The Doctor shivered and pulled his cloak tightly around his throat. ‘Yes. I wonder what Ben and Polly have been getting up to. I hope they’re not too tired. We have an appointment with our friend Scrope, remember?’

‘I’m not going to forget a fellow like him,’ said Jamie with a laugh.

As they began to move off, a bulky figure appeared out of the mist and blocked their path. He carried a vicious-looking pikestaff and was dressed in some kind of watchman’s uniform, black tunic and breeches with a wide, plain white collar and big stovepipe hat jammed on to his head. His piggy eyes were screwed up in a frown of permanent suspicion.

‘Now then,’ he grunted, his three chins wobbling like a turkey’s wattle. ‘What do we have here?’

The Doctor looked worried. ‘Oh, lor. The law.’ He fixed a cheery grin on to his face. ‘I beg your pardon?’

The newcomer looked the little man up and down.

‘There’s been a lot of queer things happens in this city of late.

And I’ve been told to keep me eyes peeled for anything out of the common.’

‘Well, we may be uncommon,’ said the Doctor with a small smile, ‘but there’s nothing odd about us.’

‘That’s right,’ chimed in Jamie. ‘What is he, Doctor? A sheriff?’

‘Something like that.’ said the Doctor without switching off his smile. He pulled himself up to his full, not very considerable height and peered at the watchman. ‘Now look here, my good fellow. We’re late for an appointment.’

‘An appointment?’

Jamie put on his most superior expression. ‘Aye. We’re meeting friends and then we have to see someone. On important matters of state.’

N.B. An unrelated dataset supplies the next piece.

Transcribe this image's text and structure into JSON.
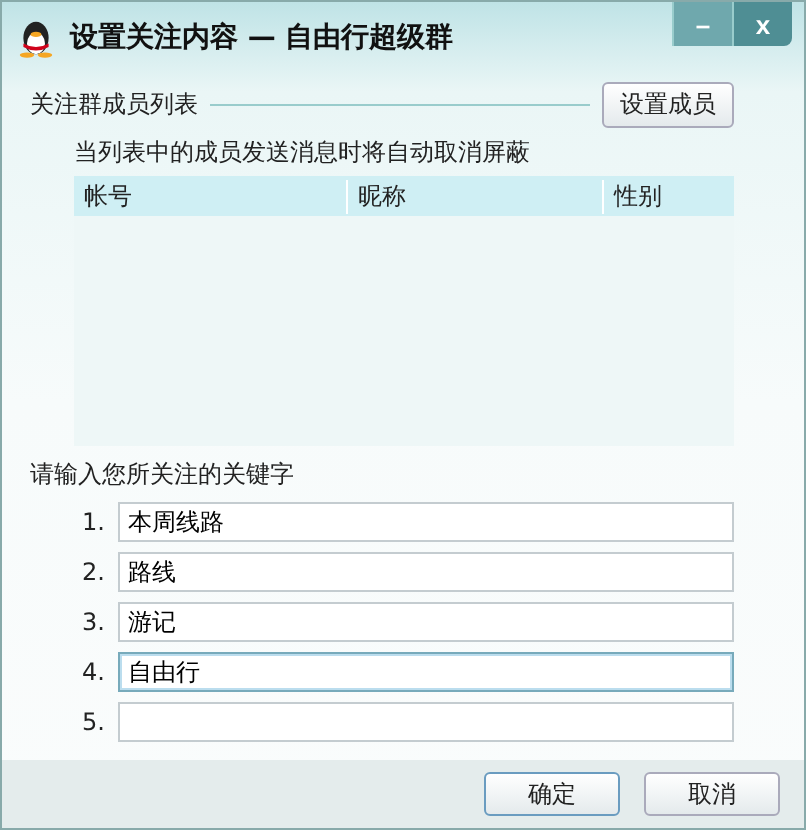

The watchman cocked his head to one side. ‘You’re a Scot, are you?’

Jamie folded his arms proudly. ‘That I am.’

The Doctor sighed. ‘Oh, dear.’

The watchman nodded to himself. ‘I think you two’d better come with me.’

Holding up his hands in protest, the Doctor began to look about for a quick exit. ‘Now don’t do anything hasty. We’re perfectly respectable.’

The watchman was decidedly unconvinced. He lowered his pikestaff so that the blade was uncomfortably close to the Doctor’s throat. ‘What’s this important state business then?’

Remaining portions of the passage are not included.